Do You Have to Worry about Snakes on a Trip to Costa Rica?

By patrick on

We all have expectations and ideas about Costa Rica before visiting this beautiful country. For most people, the country ends up being more developed and scenic than they had imagined. It’s also not as hot as most people think. Granted, the lowland areas are hot and very humid in some areas but the temperature rarely gets higher than 90 degrees in most parts of the country.

It’s won’t be hot in high elevations such as this area on Turrialba Volcano. In fact, you will need a jacket.

A common set of questions and concerns are also asked before a trip to Costa Rica, one of those FAQs typically dealing with snakes. Many visitors plan on experiencing rainforest and spending time outside and wonder if they have to worry about snakes. It seems to make sense because after all, Costa Rica is a tropical country and since tropical countries are crawling with snakes, bugs, and all sorts of life, we should expect to see snakes just about everywhere we go in Costa Rica, right?

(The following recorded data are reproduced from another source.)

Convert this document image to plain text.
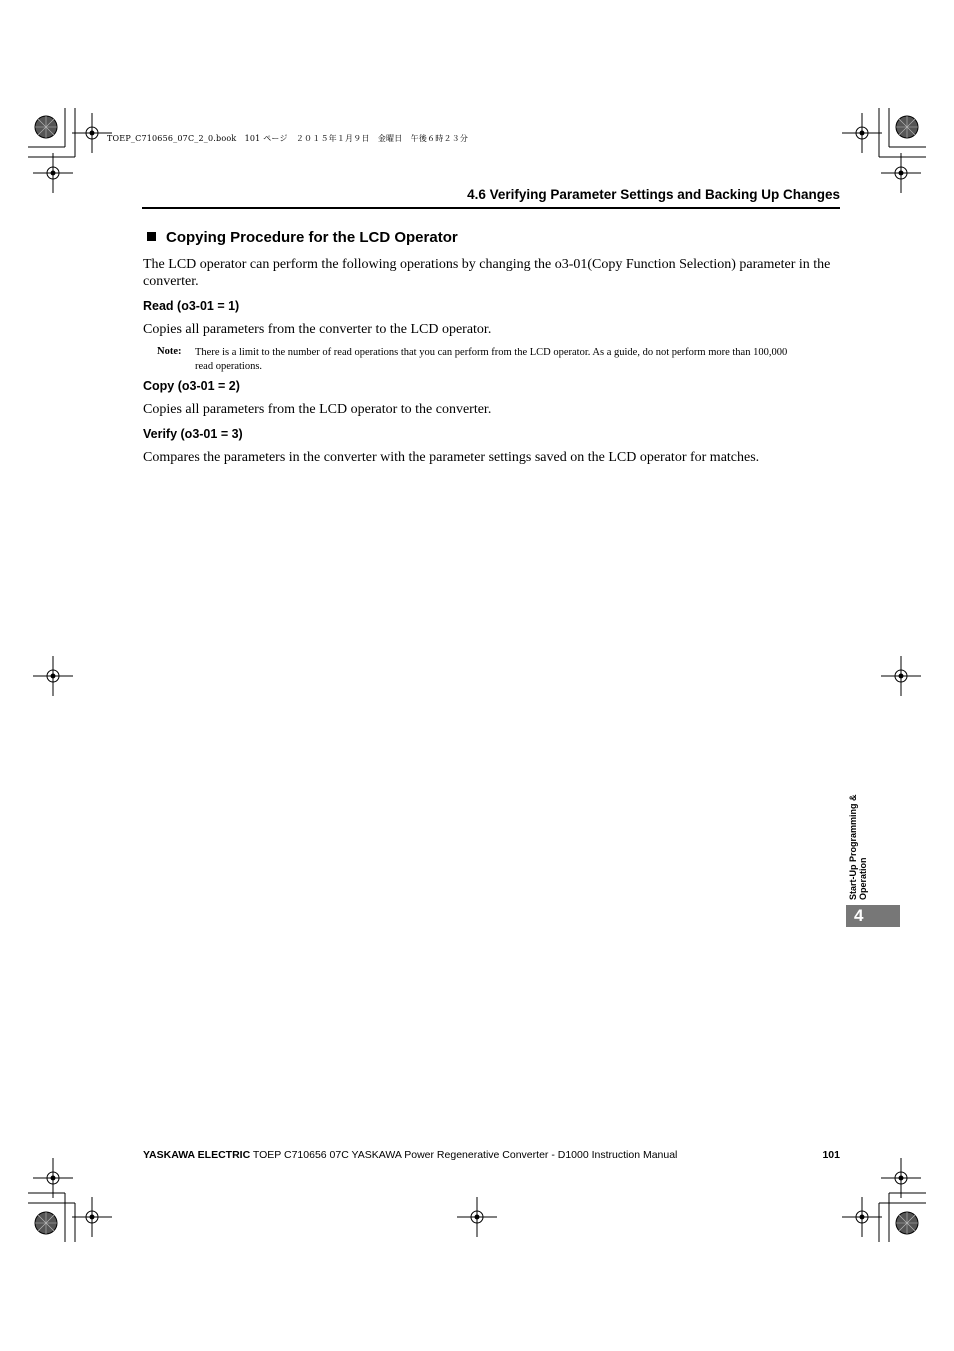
TOEP_C710656_07C_2_0.book　101 ページ　２０１５年１月９日　金曜日　午後６時２３分
4.6 Verifying Parameter Settings and Backing Up Changes
Copying Procedure for the LCD Operator
The LCD operator can perform the following operations by changing the o3-01(Copy Function Selection) parameter in the converter.
Read (o3-01 = 1)
Copies all parameters from the converter to the LCD operator.
Note: There is a limit to the number of read operations that you can perform from the LCD operator. As a guide, do not perform more than 100,000 read operations.
Copy (o3-01 = 2)
Copies all parameters from the LCD operator to the converter.
Verify (o3-01 = 3)
Compares the parameters in the converter with the parameter settings saved on the LCD operator for matches.
Start-Up Programming & Operation
4
YASKAWA ELECTRIC TOEP C710656 07C YASKAWA Power Regenerative Converter - D1000 Instruction Manual	101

Tropical rainforest- should be some snakes around there.

Actually, those of us who spend time in the jungles of Costa Rica wish we could see more snakes because we hardly see them at all. While there are quite a few species of snakes that occur in Costa Rica, most are hidden at all times or only come out night. It’s tough to see snakes because so many other types of animals prey on them. Snakes have to cope with dozens of different predators and many do so by hiding within and beneath vegetation, never revealing themselves during the day, and having highly camouflaged patterns on their skin.

A Slender Hog-nosed Viper from the Serpentarium in Santa Elena.

That said, anyone who plans on hiking in the jungle should still be aware of and know how to avoid venomous snakes. There are several species of vipers and Coral Snakes in the country that are potentially dangerous but of the few people who are bit each year, these tend to be people who spend most of their time working outdoors in places where those snakes occur, or perhaps walk barefoot on forest trails during the night.

The Central American Coral Snake is fairly common but still rarely seen. It prefers to stay hidden in the leaf litter. It has potentially very dangerous venom but you would have to pick it up to be bit.

Although you would have to really look for snakes to even see one while hiking a rainforest trail, walking with an experienced guide will help. Guides keep an eye out for snakes by always watching where they walk and never stepping where they can’t see the ground. This helps in avoiding camouflaged vipers that lie in wait on the ground, while making a conscious effort to not touch the trunks or vegetation of bushes and trees keeps you from accidentally touching arboreal species like the Eyelash Viper. Of course, it goes without saying that if you do see a snake, just keep a safe distance and take photos but never touch or pick the snake up.

The Eyelash Viper is a rather small, common snake in humid lowland rainforest-one of the reasons why you shouldn’t touch or grab vegetation in rainforest or even hotel gardens near forest.